En un giro que sorprendió a nadie, Cruz Azul vuelve a protagonizar su especialidad: la autodestrucción. El Clausura 2026 se inaugura con la partida de Ignacio Rivero, el último hombre que parecía creer en el proyecto. Tras cinco años y medio, el uruguayo huye a Tijuana, probablemente buscando un clima más soleado y, sobre todo, menos drama.
La institución ahora se enfrenta a un vacío de liderazgo tan grande como su historial de fracasos recientes. Nicolás Larcamón, el entrenador en turno en esta tragicomia perpetua, ya tendría sus candidatos. La primera opción es Andrés Gudiño, el guardameta que resultó ser menos desastroso de lo esperado cuando Kevin Mier se lesionó. Un verdadero halago.
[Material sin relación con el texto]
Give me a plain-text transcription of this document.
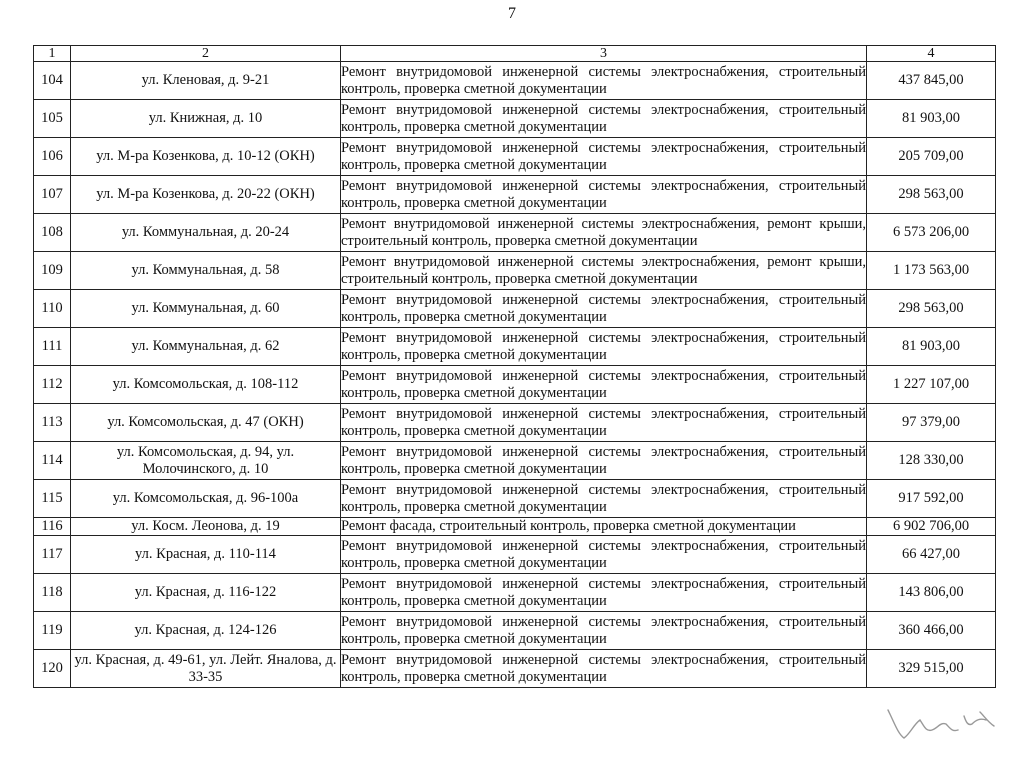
7
1	2	3	4
104	ул. Кленовая, д. 9-21	Ремонт внутридомовой инженерной системы электроснабжения, строительный контроль, проверка сметной документации	437 845,00
105	ул. Книжная, д. 10	Ремонт внутридомовой инженерной системы электроснабжения, строительный контроль, проверка сметной документации	81 903,00
106	ул. М-ра Козенкова, д. 10-12 (ОКН)	Ремонт внутридомовой инженерной системы электроснабжения, строительный контроль, проверка сметной документации	205 709,00
107	ул. М-ра Козенкова, д. 20-22 (ОКН)	Ремонт внутридомовой инженерной системы электроснабжения, строительный контроль, проверка сметной документации	298 563,00
108	ул. Коммунальная, д. 20-24	Ремонт внутридомовой инженерной системы электроснабжения, ремонт крыши, строительный контроль, проверка сметной документации	6 573 206,00
109	ул. Коммунальная, д. 58	Ремонт внутридомовой инженерной системы электроснабжения, ремонт крыши, строительный контроль, проверка сметной документации	1 173 563,00
110	ул. Коммунальная, д. 60	Ремонт внутридомовой инженерной системы электроснабжения, строительный контроль, проверка сметной документации	298 563,00
111	ул. Коммунальная, д. 62	Ремонт внутридомовой инженерной системы электроснабжения, строительный контроль, проверка сметной документации	81 903,00
112	ул. Комсомольская, д. 108-112	Ремонт внутридомовой инженерной системы электроснабжения, строительный контроль, проверка сметной документации	1 227 107,00
113	ул. Комсомольская, д. 47 (ОКН)	Ремонт внутридомовой инженерной системы электроснабжения, строительный контроль, проверка сметной документации	97 379,00
114	ул. Комсомольская, д. 94, ул. Молочинского, д. 10	Ремонт внутридомовой инженерной системы электроснабжения, строительный контроль, проверка сметной документации	128 330,00
115	ул. Комсомольская, д. 96-100а	Ремонт внутридомовой инженерной системы электроснабжения, строительный контроль, проверка сметной документации	917 592,00
116	ул. Косм. Леонова, д. 19	Ремонт фасада, строительный контроль, проверка сметной документации	6 902 706,00
117	ул. Красная, д. 110-114	Ремонт внутридомовой инженерной системы электроснабжения, строительный контроль, проверка сметной документации	66 427,00
118	ул. Красная, д. 116-122	Ремонт внутридомовой инженерной системы электроснабжения, строительный контроль, проверка сметной документации	143 806,00
119	ул. Красная, д. 124-126	Ремонт внутридомовой инженерной системы электроснабжения, строительный контроль, проверка сметной документации	360 466,00
120	ул. Красная, д. 49-61, ул. Лейт. Яналова, д. 33-35	Ремонт внутридомовой инженерной системы электроснабжения, строительный контроль, проверка сметной документации	329 515,00
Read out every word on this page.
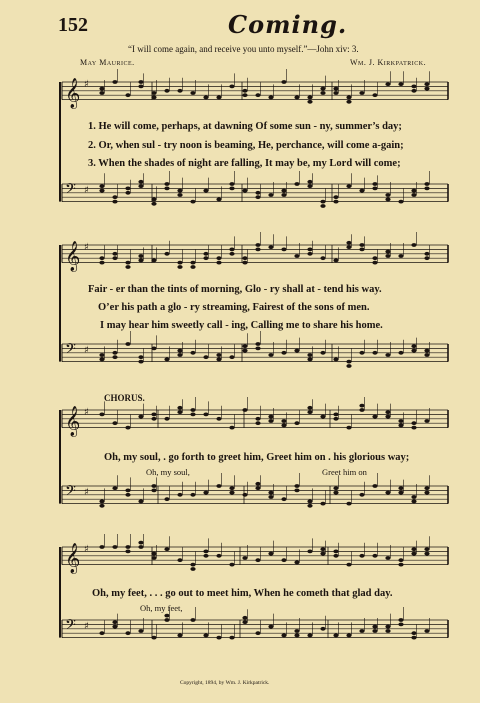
𝄞 ♯
𝄢 ♯
𝄞 ♯
𝄢 ♯
𝄞 ♯
𝄢 ♯
𝄞 ♯
𝄢 ♯
152	Coming.
“I will come again, and receive you unto myself.”—John xiv: 3.
May Maurice.	Wm. J. Kirkpatrick.
1. He will come, perhaps, at dawning Of some sun - ny, summer’s day;
2. Or, when sul - try noon is beaming, He, perchance, will come a-gain;
3. When the shades of night are falling, It may be, my Lord will come;
Fair - er than the tints of morning, Glo - ry shall at - tend his way.
O’er his path a glo - ry streaming, Fairest of the sons of men.
I may hear him sweetly call - ing, Calling me to share his home.
CHORUS.
Oh, my soul, . go forth to greet him, Greet him on . his glorious way;
Oh, my soul,	Greet him on
Oh, my feet, . . . go out to meet him, When he cometh that glad day.
Oh, my feet,
Copyright, 1894, by Wm. J. Kirkpatrick.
Luego está Erik Lira, el segundo capitán. Es decir, el hombre que llevaba el brazalete cuando Rivero no podía. Su principal credencial es haber “sumado gran identidad con los fanáticos”, lo que en Cruz Azul significa no haber sido abucheado en los últimos seis meses.
Finalmente, Carlos Rodríguez, “uno de los mejores futbolistas del equipo”. En cualquier otro club esto sería un mérito. En La Máquina, es casi una sentencia de muerte. Portar el gafete aquí equivale a ponerse una diana en el pecho.
El imponente jugador, que era capitán del equipo, fue una de las bajas del club.
Mientras tanto, Rivero jugará en Tijuana. Lejos del peso de la historia, lejos del monumento al fracaso que es el Estadio Azteca los sábados por la tarde. Cruz Azul arrancará ante León buscando no perder por goleada. Como siempre.
La verdad incómoda detrás de esta farsa es simple: en este club, la capitanía no es un honor; es una condena. El puesto no busca a un líder, sino a un chivo expiatorio para la próxima crisis. Y siempre hay una próxima crisis.